The applicants, of whom all except one were drug users, argued that their evictions violated their Section 7 Charter rights (“the right to life, liberty and security of the person”) and consequently sought $445,000 from the city in damages.

That’s just shy of $32,000.00 for each of the 14 about people evicted from camping in “public” parks

In 2002, a B.C. Supreme Court case (“Victoria vs Adams”) interpreted Section 7 as granting homeless people a “right to shelter” under the justification that, without basic protection from the elements, individuals risk being exposed to life-threatening conditions. Since then, Canadian courts have prevented municipalities from evicting homeless camps unless it can be shown that enough local shelter spaces exist to provide alternative accommodations.

More recently, some judges have argued that shelter beds only count if they are “low-barrier” (???) and “accessible.” (???)

Critically, a 2023 Ontario Superior Court ruling barred the City of Waterloo from evicting encampments because the presiding judge, Justice Michael Valente, believed that shelters cannot be truly accessible unless they allow on-site drug use??? Wait, What???

The Waterloo ruling arguably constituted judicial overreach, as Valante used encampment evictions as a bargaining chip to push for contentious policy reforms (i.e. permitting drug use in shelters) without public consent. This eventually led Doug Ford’s government to threaten to use the notwithstanding clause, which immunizes designated laws from Charter challenges, to protect evictions from court interference.

But in the new Hamilton ruling, presiding judge Justice James Ramsay took a very different approach than his colleague. Rather than credulously indulge the arguments made by Canada’s poverty activists, who romanticize encampments as benign and welcoming communities, he described on-the-ground realities with scathing moral clarity.

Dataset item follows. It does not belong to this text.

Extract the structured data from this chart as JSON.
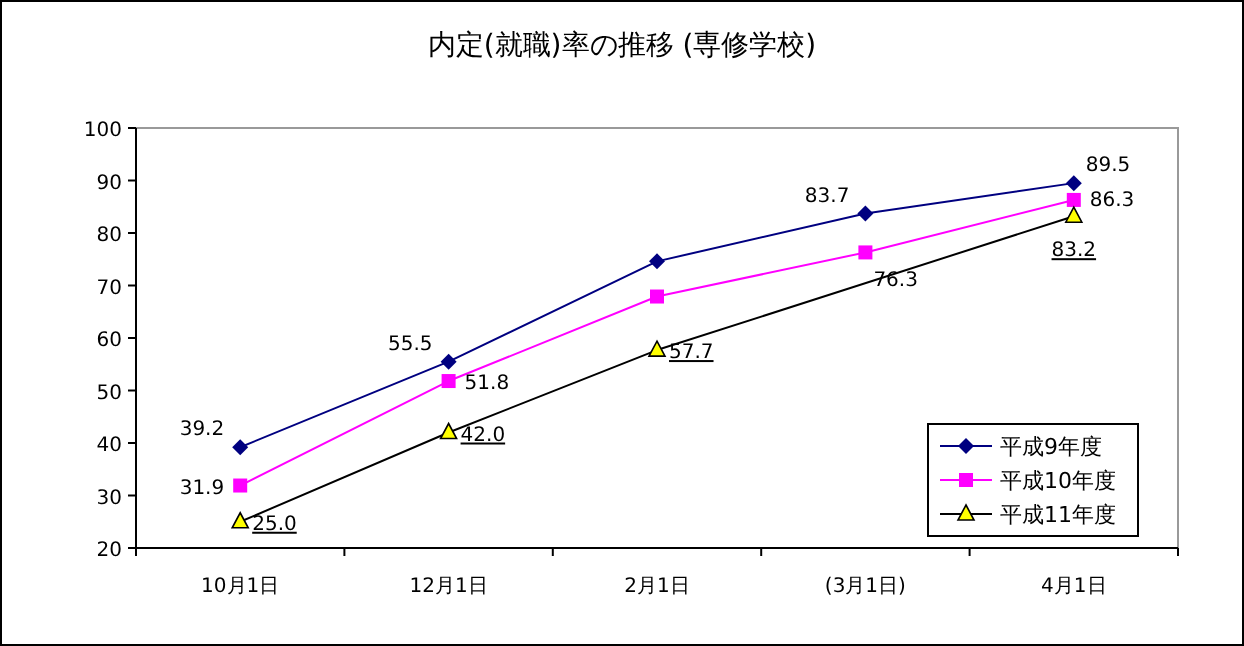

The judge found that the 2002 Adams case only granted homeless people the Charter right to set up temporary, overnight shelters to protect themselves. As neither daytime camping nor the formation of semi-permanent encampments were adjudicated then, no corresponding right to these things was established. According to Ramsay’s ruling, the City of Hamilton “did not prevent anyone from staying overnight” and only evicted campers during the day, so it was compliant with Charter jurisprudence.
Permitting daytime or indefinite encampment “would amount to expropriating property, or at least severely limiting property rights,“ argued Ramsay, who noted that, according to city officials, homeless people in Hamilton have become more “territorial” and “possessive” (= violent?) of “their” camps since the city passed more permissive bylaws in 2023.

He emphasized the “countervailing interest of preserving public parks” and stated that “the public is generally sympathetic to the homeless, but it tires of seeing its public spaces appropriated by lawless, unsanitary encampments.” He further noted that “the most vulnerable includes not only the homeless but also the elderly person and the child who wants to use a sidewalk or a city park without tiptoeing through used needles and human faeces.”